Terceira Cena: a execução de Tiradentes. É o episódio central, desenvolvido em dois lances: o do enforcamento e o do esquartejamento. E simultaneamente, em dois tempos, o passado acompanhando o testemunho histórico – retratando a cena do enforcamento – e o "presente", numa alusão histórica, mas ao mesmo tempo alegórica, trazendo bem próximos os pedaços do herói. A composição total do painel mantém um certo equilíbrio na narrativa deste episódio trágico, em parte contido pelo efeito pictural agradável da obra. Mas, sem dúvida, esta cena provoca grande impacto. À distância, Portinari compõe o enforcamento. Mais uma vez joga com a arbitrariedade no relato histórico e substitui o real factual e mesmo ótico pelo que julga essencial: a indicação do comportamento geral dos que presenciaram a cena do patíbulo. Entretanto, mantém parte das narrativas históricas alusivas ao que aconteceu no Campo de São Domingos, no dia 21 de abril de 1792: a formatura de uma parte do triângulo regular constituído por três regimentos, dando as costas para o centro, no qual estava a elevadíssima forca, com sua escada de mais de vinte degraus. Na cena distante, insistindo no "branco da memória", insinua o corpo do Tiradentes pendente sobre o patíbulo.
Quarta Cena: os quartos em postes altos. Num corte vertical repentino, lembrando o corte cinematográfico, Portinari coloca o espectador em Caminho Novo de Minas, no alto da Serra da Mantiqueira, com uma cena macabra: os quartos de Tiradentes elevados em quatro postes altos. Desta forma, colocados nos sítios da Varginha, Cebolas e outras povoações, por imposição da sentença da Alçada que condena o "abominável réu" a uma "morte para sempre", "até que o tempo os consuma".Apesar de a história documentar a atrocidade infligida a Tiradentes, a representação do episódio dos seus quartos suspensos, tão desarticulados como objetos num sonho, parece incrível! E estes dois elementos as negras aves e a flor surgem dentro do conjunto da obra, desenvolvida em oposições (o sacrifício do herói e a emancipação do povo, o próprio tratamento agradável da composição com certos aspectos trágicos da mensagem), possivelmente como dois símbolos: o da morte e o da vida, ligados à morte do herói, cujos pássaros agourentos destróem seu corpo, mas não seus ideais.

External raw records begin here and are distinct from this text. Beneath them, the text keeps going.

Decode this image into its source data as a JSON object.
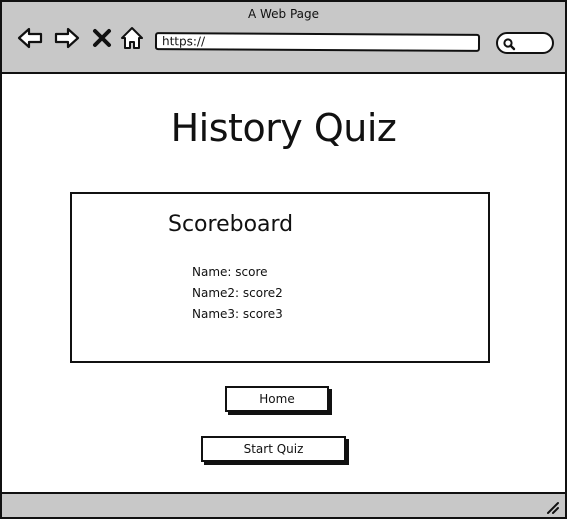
{
  "browser": {
    "window_title": "A Web Page",
    "url": "https://",
    "icons": {
      "back": "back-arrow-icon",
      "forward": "forward-arrow-icon",
      "close": "close-icon",
      "home": "home-icon",
      "search": "search-icon",
      "resize": "resize-grip-icon"
    }
  },
  "page": {
    "title": "History Quiz"
  },
  "scoreboard": {
    "title": "Scoreboard",
    "entries": [
      "Name: score",
      "Name2: score2",
      "Name3: score3"
    ]
  },
  "actions": {
    "home_label": "Home",
    "start_label": "Start Quiz"
  },
  "colors": {
    "chrome": "#c8c8c8",
    "ink": "#111111",
    "background": "#ffffff"
  }
}
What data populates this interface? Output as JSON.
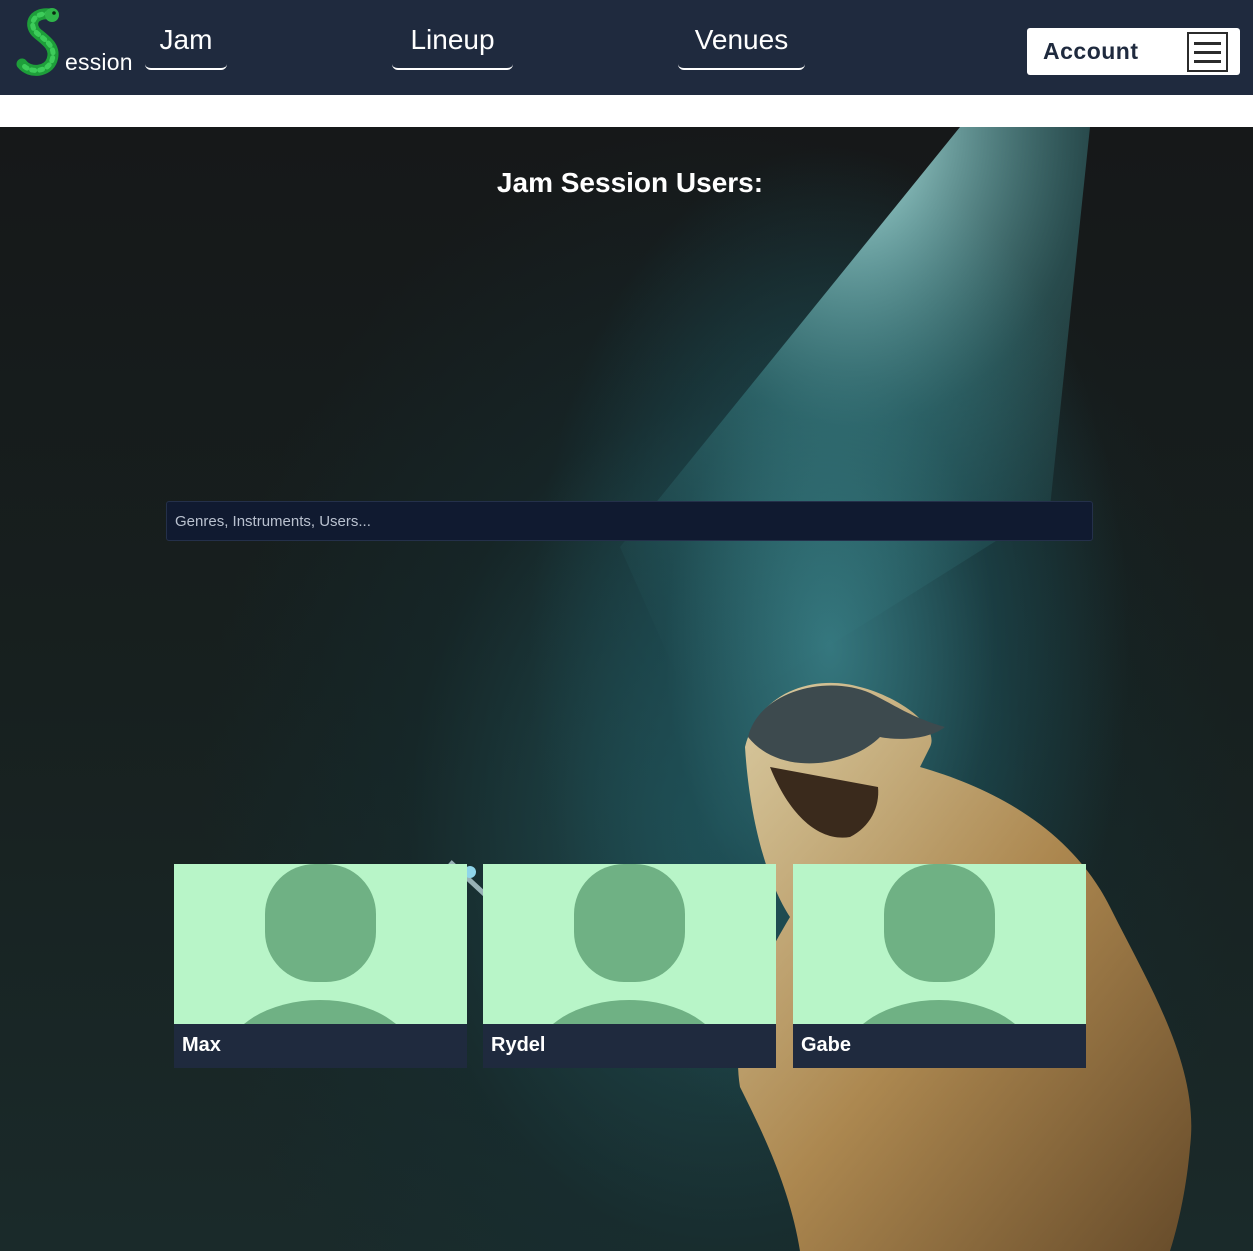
{
  "brand": {
    "wordmark": "ession",
    "logo_icon": "green-worm-s-icon",
    "logo_color": "#1e9e3a"
  },
  "nav": {
    "links": [
      {
        "label": "Jam"
      },
      {
        "label": "Lineup"
      },
      {
        "label": "Venues"
      }
    ],
    "account_label": "Account",
    "menu_icon": "hamburger-menu-icon"
  },
  "hero": {
    "title": "Jam Session Users:",
    "search_placeholder": "Genres, Instruments, Users..."
  },
  "users": [
    {
      "name": "Max",
      "avatar_icon": "default-avatar-icon"
    },
    {
      "name": "Rydel",
      "avatar_icon": "default-avatar-icon"
    },
    {
      "name": "Gabe",
      "avatar_icon": "default-avatar-icon"
    }
  ],
  "colors": {
    "navbar_bg": "#1f2a3e",
    "avatar_bg": "#b8f5c8",
    "avatar_figure": "#6fb184",
    "search_bg": "#101a30"
  }
}
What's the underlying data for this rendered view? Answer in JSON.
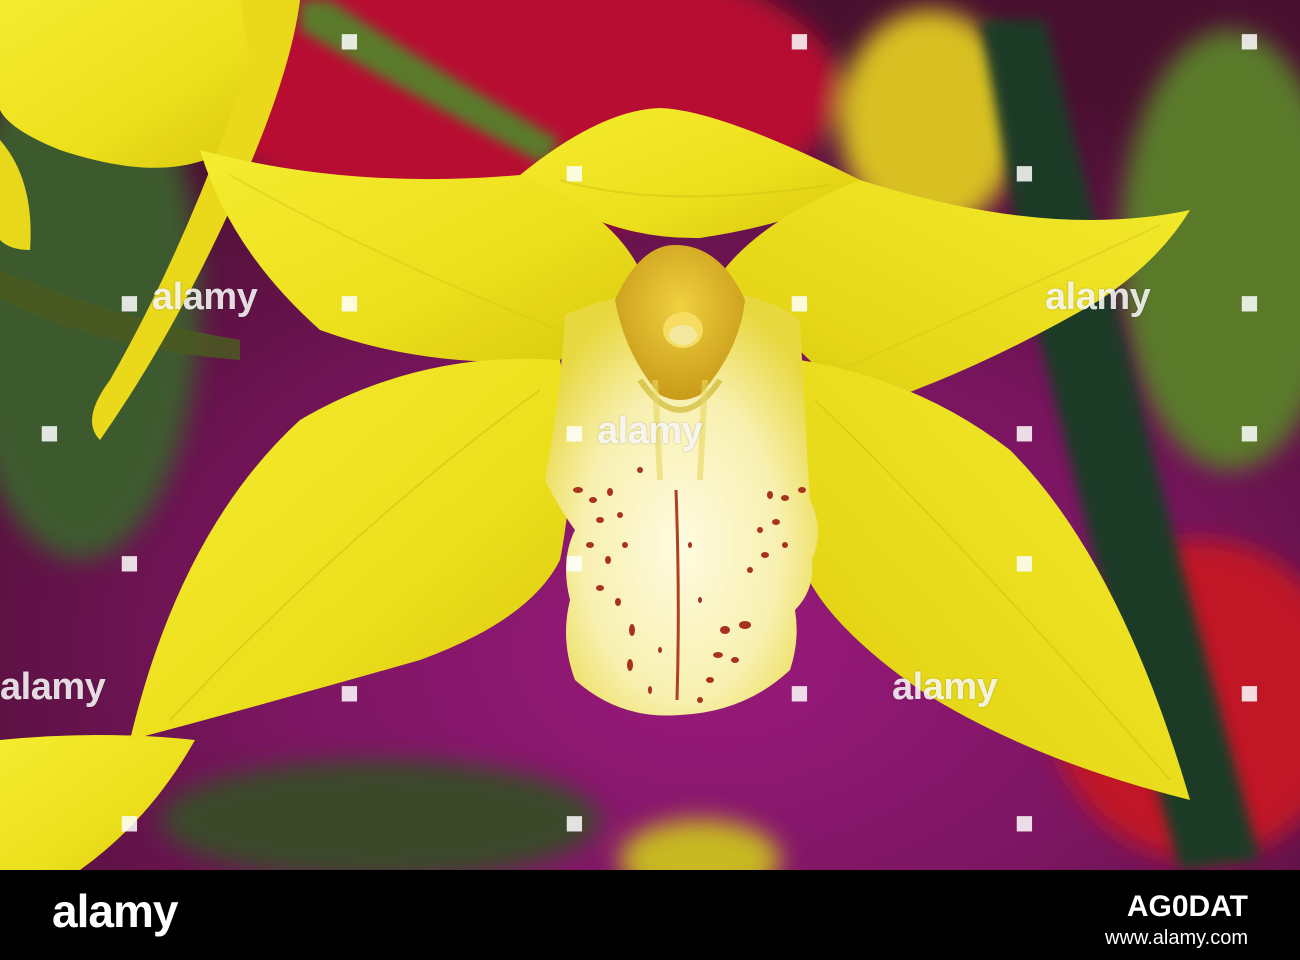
{
  "watermark": {
    "text": "alamy",
    "dot": "■"
  },
  "footer": {
    "logo": "alamy",
    "image_id": "AG0DAT",
    "url": "www.alamy.com"
  },
  "colors": {
    "petal_yellow": "#f2e626",
    "lip_cream": "#fbf3c8",
    "spots": "#a8321e",
    "background_magenta": "#8a1a6a",
    "background_red": "#b0102a"
  }
}
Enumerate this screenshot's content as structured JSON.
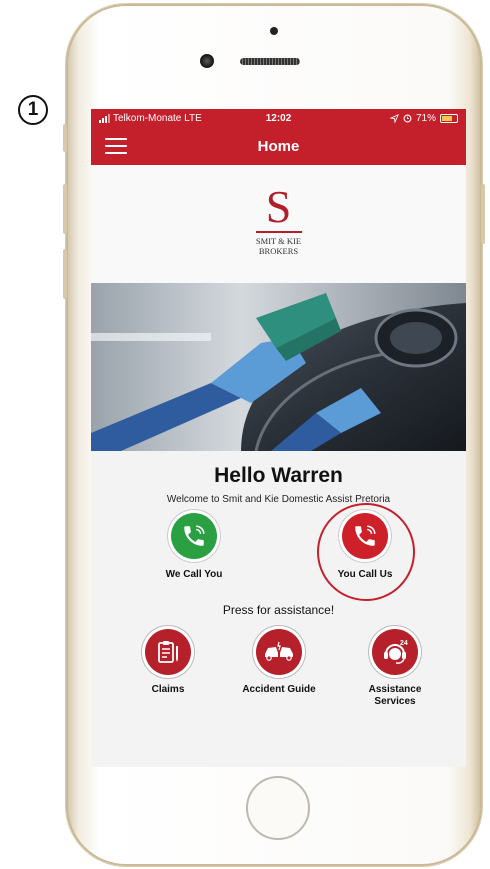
{
  "step_marker": "1",
  "status": {
    "carrier": "Telkom-Monate  LTE",
    "time": "12:02",
    "battery_text": "71%",
    "battery_level": 0.71
  },
  "navbar": {
    "title": "Home"
  },
  "logo": {
    "letter": "S",
    "line1": "SMIT & KIE",
    "line2": "BROKERS"
  },
  "greeting": "Hello Warren",
  "welcome": "Welcome to Smit and Kie Domestic Assist Pretoria",
  "call_buttons": [
    {
      "label": "We Call You",
      "color": "#2aa042",
      "icon": "phone-icon"
    },
    {
      "label": "You Call Us",
      "color": "#cd2029",
      "icon": "phone-icon"
    }
  ],
  "press_text": "Press for assistance!",
  "actions": [
    {
      "label": "Claims",
      "icon": "clipboard-pen-icon"
    },
    {
      "label": "Accident Guide",
      "icon": "car-crash-icon"
    },
    {
      "label": "Assistance\nServices",
      "icon": "headset-24-icon",
      "badge": "24"
    }
  ],
  "colors": {
    "brand_red": "#c3202b",
    "green": "#2aa042"
  }
}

A quinta cena é uma síntese: uma diagonal abre, em destaque, uma última visão da cabeça de Tiradentes - o "posto alto", levantado por determinação da sentença, em "Vila Rica, aonde, em lugar mais público", deveria permanecer para ser consumida com o tempo. Este último lance recebe o sentimento de pessoas simples, desenvolvidas em grupo desde a altura das montanhas até o "posto alto", completando-se com a presença maternal de mulheres que choram e trazem suas crianças para se unirem às lamentações e às homenagens. Uma outra diagonal estabelece um elo entre a cabeça da mulher de alpargatas, no primeiro plano, e a cabeça do mártir no alto nicho ambas na mesma inclinação. Esta descrição pictórica está próxima também do texto de Cecília Meirelles:  em campos longos e vagostristes mulheres que ocultamseus filhos desamparados...  (Cecília Meirelles. Romanceiro da Inconfidência) A cena final é encerrada seguindo uma coerência dada pela própria narrativa do mural – que começa alegoricamente com mulheres acorrentadas, indicando o jugo e a escravidão da nação; com o sacrifício do herói, vem a esperança da libertação, indicada por um grupo de mulheres poderosas levantando as correntes arrebentadas. São testemunhas e conseqüências destes episódios. A tragédia, a miséria e a tristeza, constantemente presentes na obra de Portinari, vêm, neste mural, recapituladas, quer lembrando quadros já resolvidos, como as mulheres que lamentam a morte, ou a família de retirantes, quer analisando um fato ligado aos anseios do povo, como a luta pela emancipação.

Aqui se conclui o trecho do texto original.